Former jury member Christian Averill, VP of marketing at BitTorrent says: 
"There were many great entries, but knowing all the wonderful work that has been done in the past year, it was surprising that there weren’t even more. There are surely readers out there who know their teams have done great work. This is the opportunity to showcase it so don’t be shy.

If you have all of your plans and results lined up already, the time commitment can be as little as a few hours. In fact, shorter submissions that get to the point quickly do better when being reviewed. Plus, the exercise of putting the submission together - reflecting on the program, the results, the impact -  can help with team morale and help you to merchandize the work for new business efforts. 
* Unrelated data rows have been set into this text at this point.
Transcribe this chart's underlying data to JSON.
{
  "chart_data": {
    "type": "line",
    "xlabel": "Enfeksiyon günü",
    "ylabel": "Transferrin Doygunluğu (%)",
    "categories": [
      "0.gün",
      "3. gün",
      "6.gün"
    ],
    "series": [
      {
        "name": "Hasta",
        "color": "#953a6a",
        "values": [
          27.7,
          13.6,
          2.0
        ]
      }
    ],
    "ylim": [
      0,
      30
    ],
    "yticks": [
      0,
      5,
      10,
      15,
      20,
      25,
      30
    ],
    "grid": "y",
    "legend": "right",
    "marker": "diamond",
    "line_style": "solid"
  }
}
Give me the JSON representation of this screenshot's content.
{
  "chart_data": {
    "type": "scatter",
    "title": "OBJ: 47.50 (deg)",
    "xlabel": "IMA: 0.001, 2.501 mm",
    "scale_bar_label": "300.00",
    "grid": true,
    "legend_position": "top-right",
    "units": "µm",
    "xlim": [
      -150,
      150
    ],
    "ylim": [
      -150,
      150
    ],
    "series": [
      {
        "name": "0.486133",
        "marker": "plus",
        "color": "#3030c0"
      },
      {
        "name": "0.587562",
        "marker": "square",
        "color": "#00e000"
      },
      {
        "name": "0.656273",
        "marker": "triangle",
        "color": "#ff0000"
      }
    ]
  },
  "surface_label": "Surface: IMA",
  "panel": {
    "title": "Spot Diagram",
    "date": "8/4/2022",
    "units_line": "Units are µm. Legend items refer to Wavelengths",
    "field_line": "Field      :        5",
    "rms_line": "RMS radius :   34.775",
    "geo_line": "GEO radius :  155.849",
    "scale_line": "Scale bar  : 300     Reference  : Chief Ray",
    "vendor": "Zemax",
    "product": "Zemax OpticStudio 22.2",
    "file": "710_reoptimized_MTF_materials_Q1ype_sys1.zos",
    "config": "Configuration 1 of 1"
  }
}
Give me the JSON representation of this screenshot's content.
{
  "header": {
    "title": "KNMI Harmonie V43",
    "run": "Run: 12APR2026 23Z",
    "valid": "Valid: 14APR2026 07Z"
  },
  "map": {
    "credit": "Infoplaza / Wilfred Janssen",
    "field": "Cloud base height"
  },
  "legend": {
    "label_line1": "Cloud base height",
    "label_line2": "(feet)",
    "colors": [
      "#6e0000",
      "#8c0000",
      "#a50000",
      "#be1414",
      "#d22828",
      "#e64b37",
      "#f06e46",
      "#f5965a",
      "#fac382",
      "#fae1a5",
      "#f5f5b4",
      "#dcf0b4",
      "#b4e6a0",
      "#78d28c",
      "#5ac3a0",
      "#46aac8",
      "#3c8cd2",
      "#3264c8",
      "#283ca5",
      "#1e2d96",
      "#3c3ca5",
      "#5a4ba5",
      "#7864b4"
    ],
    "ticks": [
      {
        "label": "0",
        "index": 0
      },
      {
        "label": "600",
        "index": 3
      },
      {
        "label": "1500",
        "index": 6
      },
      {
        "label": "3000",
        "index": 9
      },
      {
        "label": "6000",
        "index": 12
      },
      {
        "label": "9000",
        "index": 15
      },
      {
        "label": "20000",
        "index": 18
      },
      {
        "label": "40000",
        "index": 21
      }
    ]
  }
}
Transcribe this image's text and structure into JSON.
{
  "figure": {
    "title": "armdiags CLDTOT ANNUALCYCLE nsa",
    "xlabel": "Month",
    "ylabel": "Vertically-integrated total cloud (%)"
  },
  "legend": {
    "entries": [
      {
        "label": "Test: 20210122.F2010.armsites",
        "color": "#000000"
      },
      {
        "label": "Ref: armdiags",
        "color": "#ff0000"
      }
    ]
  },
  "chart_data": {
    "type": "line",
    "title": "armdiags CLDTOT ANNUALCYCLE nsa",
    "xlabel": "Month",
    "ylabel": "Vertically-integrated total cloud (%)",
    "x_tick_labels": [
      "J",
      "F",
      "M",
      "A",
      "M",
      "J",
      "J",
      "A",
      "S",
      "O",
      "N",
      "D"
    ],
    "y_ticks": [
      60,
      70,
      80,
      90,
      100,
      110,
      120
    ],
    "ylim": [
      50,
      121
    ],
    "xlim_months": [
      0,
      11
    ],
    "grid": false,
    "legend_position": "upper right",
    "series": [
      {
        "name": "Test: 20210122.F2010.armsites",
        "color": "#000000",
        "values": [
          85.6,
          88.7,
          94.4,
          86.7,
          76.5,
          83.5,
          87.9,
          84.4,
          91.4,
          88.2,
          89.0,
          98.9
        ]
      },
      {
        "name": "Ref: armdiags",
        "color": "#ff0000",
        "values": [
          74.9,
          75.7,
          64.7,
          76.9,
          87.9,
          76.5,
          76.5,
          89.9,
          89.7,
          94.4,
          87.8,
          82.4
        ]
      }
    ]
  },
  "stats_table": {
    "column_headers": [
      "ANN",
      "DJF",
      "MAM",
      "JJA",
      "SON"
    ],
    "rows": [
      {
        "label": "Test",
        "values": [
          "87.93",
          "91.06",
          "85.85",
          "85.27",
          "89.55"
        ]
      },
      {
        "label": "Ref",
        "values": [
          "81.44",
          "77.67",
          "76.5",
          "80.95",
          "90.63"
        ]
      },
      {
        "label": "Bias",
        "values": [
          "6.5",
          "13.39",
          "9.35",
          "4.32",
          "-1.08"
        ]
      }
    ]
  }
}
Especially for PR teams, this is a chance to dispel the notion that there is a lack of creativity and bold thinking in the industry. The size of the agency didn’t matter, it was the big and bold idea we were looking for.

Keep it tight
The secret to a winning submission is to get your ideas across clearly and succinctly. The panelists reviewing the submission are seasoned professionals and will recognize great work. Long rambling introductions take away focus from the big ideas and results. Break your submission down into a few short paragraphs: the challenge, the research or insights, the big idea, the execution and the results. 

Show the big idea
Showing research and insights really helped in picking the winning submissions. But even more so when the submission articulated how those insights were then applied to the program. What was the big idea? It didn’t need to be a big research project, just something that showed your team applied insights in a bold or creative way. In some instances it was demonstrating the ability to sell the client on the concept. 

Map to the submission category
Several submissions for a particular category made no effort to demonstrate how the program related to that category. It’s worth taking the time before submitting to be sure elements come through to demonstrate how it fits the category. In the case of submissions going into several categories, take a few minutes to add some language calling out why it’s in the category. It will make a difference. 

Define the results
This may sound obvious, but include results. Submissions that did not have results or had vague results did poorly. Submissions that show how the results mapped back to objectives did well. 
It didn’t matter how big or small the results were, it’s showing that the program worked. Whether growing an audience, getting new business, shifting perceptions, or moving boxes - what was the impact?"